The technique, however, could not be used in the UK because of a ban on British blood products in medical therapies, introduced seven years ago to tackle a theoretical risk of spreading new variant Creutzfeldt-Jakob disease (vCJD).
Sir Peter Lachmann, Emeritus Professor of Immunology at the University of Cambridge and a past president of the Academy of Medical Sciences, said that the minuscule chance of contracting vCJD from antibody treatments was far outweighed by their potential benefit in a pandemic.
“Compared to flu, it is a trivial risk, and it can be reduced,” he said. “Preparedness for a pandemic means doing something about these regulations, so we don’t have any obstacles when the time comes.”
Treatments and vaccines based on antibodies, known as immunoglobulins, are already used widely against diseases such as hepatitis A, chicken pox and measles. Blood is removed from a patient who has recovered and the liquid plasma part is mixed with alcohol and separated into its components by fractionation.

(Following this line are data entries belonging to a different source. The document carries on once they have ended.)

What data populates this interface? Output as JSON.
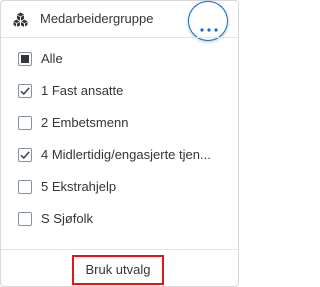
{
  "header": {
    "title": "Medarbeidergruppe",
    "icon": "cube-cluster-icon",
    "more_icon": "more-options-icon"
  },
  "items": [
    {
      "label": "Alle",
      "state": "partial"
    },
    {
      "label": "1 Fast ansatte",
      "state": "checked"
    },
    {
      "label": "2 Embetsmenn",
      "state": "unchecked"
    },
    {
      "label": "4 Midlertidig/engasjerte tjen...",
      "state": "checked"
    },
    {
      "label": "5 Ekstrahjelp",
      "state": "unchecked"
    },
    {
      "label": "S Sjøfolk",
      "state": "unchecked"
    }
  ],
  "footer": {
    "apply_label": "Bruk utvalg"
  },
  "colors": {
    "accent": "#0a6ed1",
    "highlight": "#e0161b",
    "text": "#32363a",
    "checkbox_border": "#89919a"
  }
}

One of the resulting fractions is rich in immunoglobulins that the immune system has made to fight the pathogen in question, and these can then be given to other patients exposed to the disease, either to prevent it from developing or to assist recovery.
The approach has not yet been used against flu in humans, largely because existing vaccines and antivirals are more effective and less risky for ordinary seasonal strains of the virus. Research in mice, however, suggests that immunoglobulins would be an effective way of alleviating symptoms.

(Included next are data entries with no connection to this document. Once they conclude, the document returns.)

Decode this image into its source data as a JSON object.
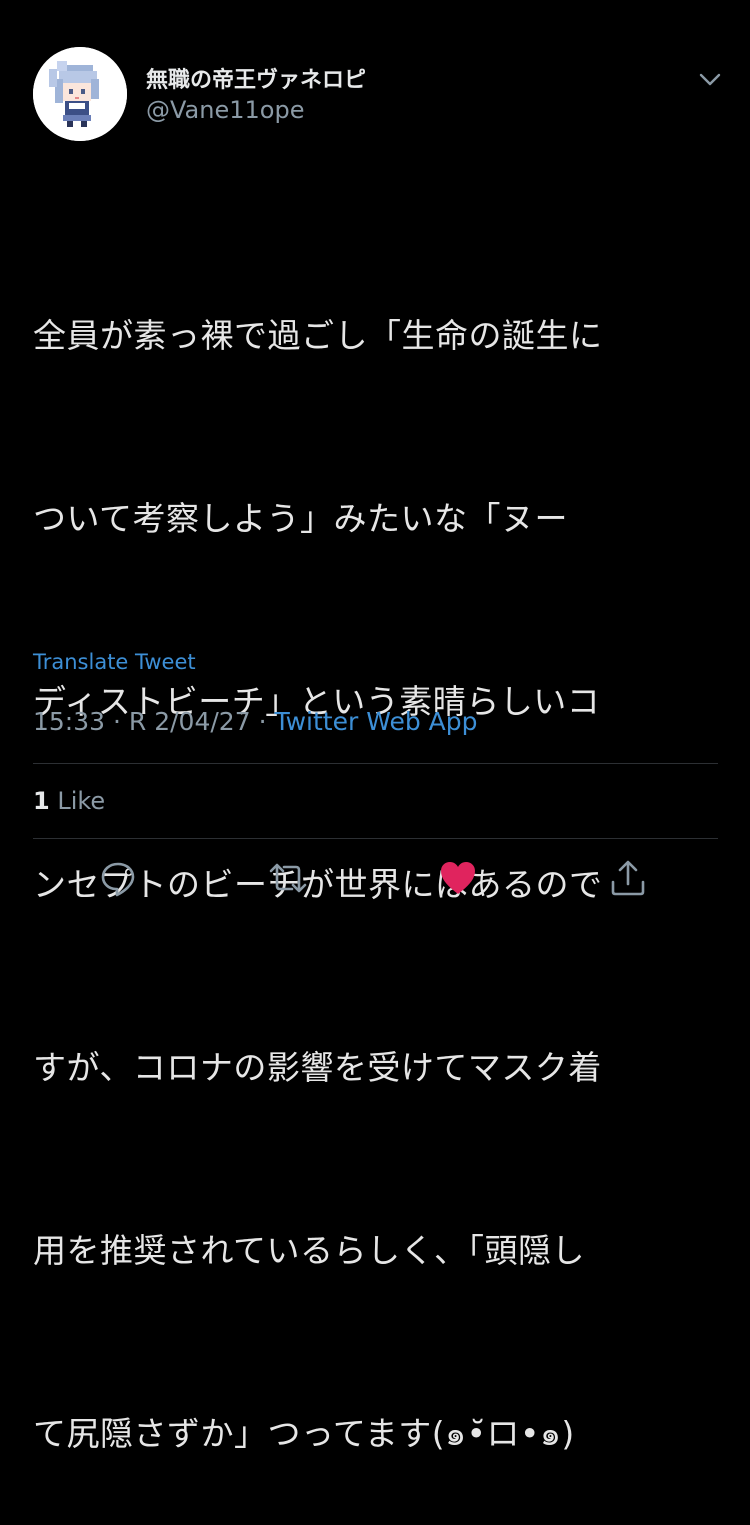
{
  "tweet": {
    "display_name": "無職の帝王ヴァネロピ",
    "handle": "@Vane11ope",
    "body_lines": [
      "全員が素っ裸で過ごし「生命の誕生に",
      "ついて考察しよう」みたいな「ヌー",
      "ディストビーチ」という素晴らしいコ",
      "ンセプトのビーチが世界にはあるので",
      "すが、コロナの影響を受けてマスク着",
      "用を推奨されているらしく、「頭隠し",
      "て尻隠さずか」つってます(๑•̆ロ•๑)"
    ],
    "translate_label": "Translate Tweet",
    "time": "15:33",
    "separator": "·",
    "date": "R 2/04/27",
    "source": "Twitter Web App",
    "like_count": "1",
    "like_label": "Like"
  },
  "icons": {
    "avatar": "pixel-art-avatar",
    "more": "chevron-down-icon",
    "reply": "reply-icon",
    "retweet": "retweet-icon",
    "like": "heart-icon",
    "share": "share-icon"
  },
  "colors": {
    "background": "#000000",
    "link": "#3d8fd6",
    "secondary_text": "#8b9aa6",
    "like_active": "#e0245e",
    "divider": "#2c2f33"
  }
}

Immunoglobulins would also be a vital alternative to Tamiflu if a pandemic strain developed resistance to the antiviral drug, as experts predict.

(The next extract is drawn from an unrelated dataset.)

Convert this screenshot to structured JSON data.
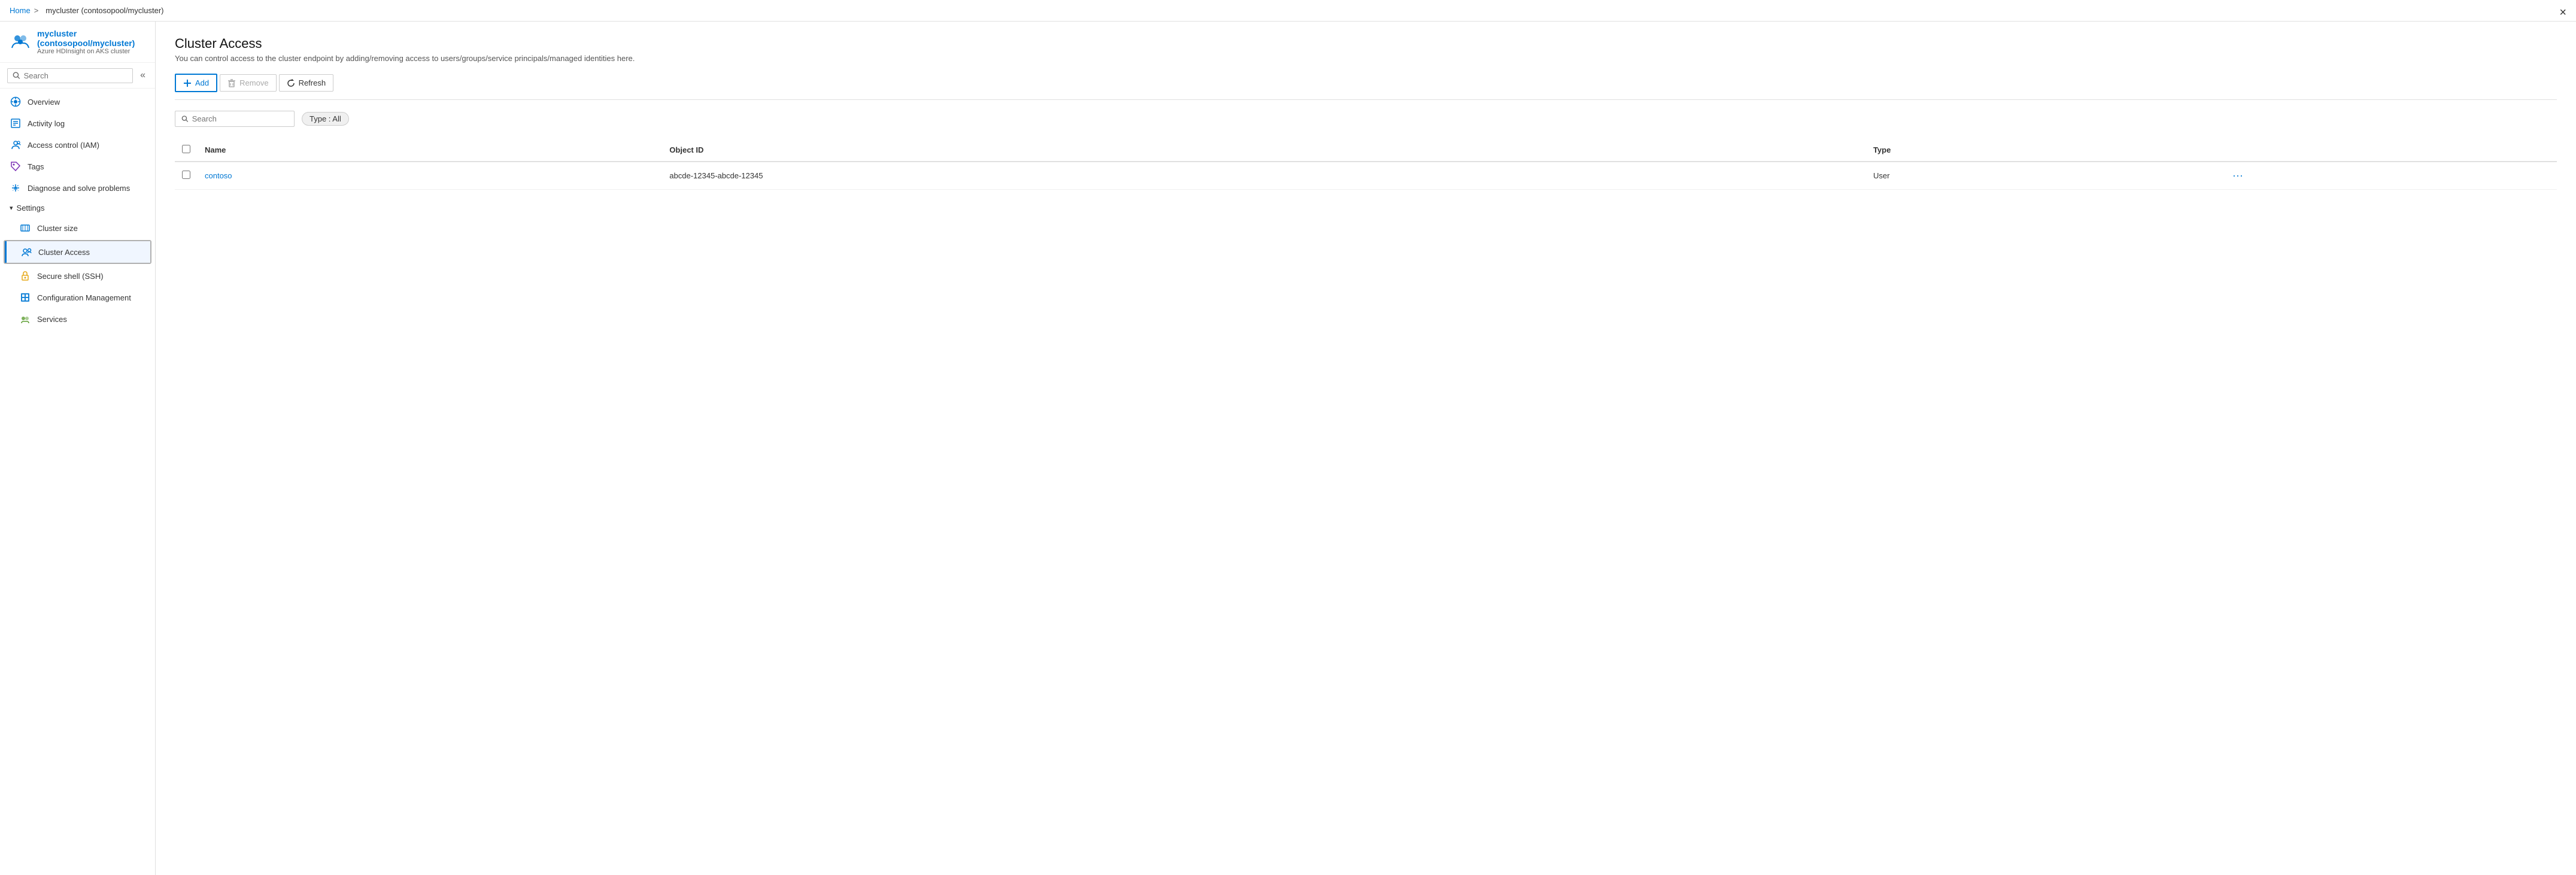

“This is an option,” Robin Thorpe, head of immunology at the National Institute for Biological Standards and Control (NIBSC) in Potters Bar, Hertfordshire, said. “It really needs to be thought through as early as possible. If it is deemed to be a way forward, we’ll need time to do it properly.”
Stephen Inglis, director of the NIBSC, said: “It is clearly part of our armoury and there isn’t any reason to think it shouldn’t work. The problem though is that you would have to wait until you had patients who had recovered. There may also be practical problems with obtaining immunoglobulin and ensuring it is safe to give to other patients.”
Under regulations introduced in 1998, immunoglobulins and other plasma products cannot be made from British blood because of the risk of vCJD. A spokeswoman for the Department of Health said that it was aware of the potential role of immunoglobulins, but the approach was not yet considered a frontline pandemic defence.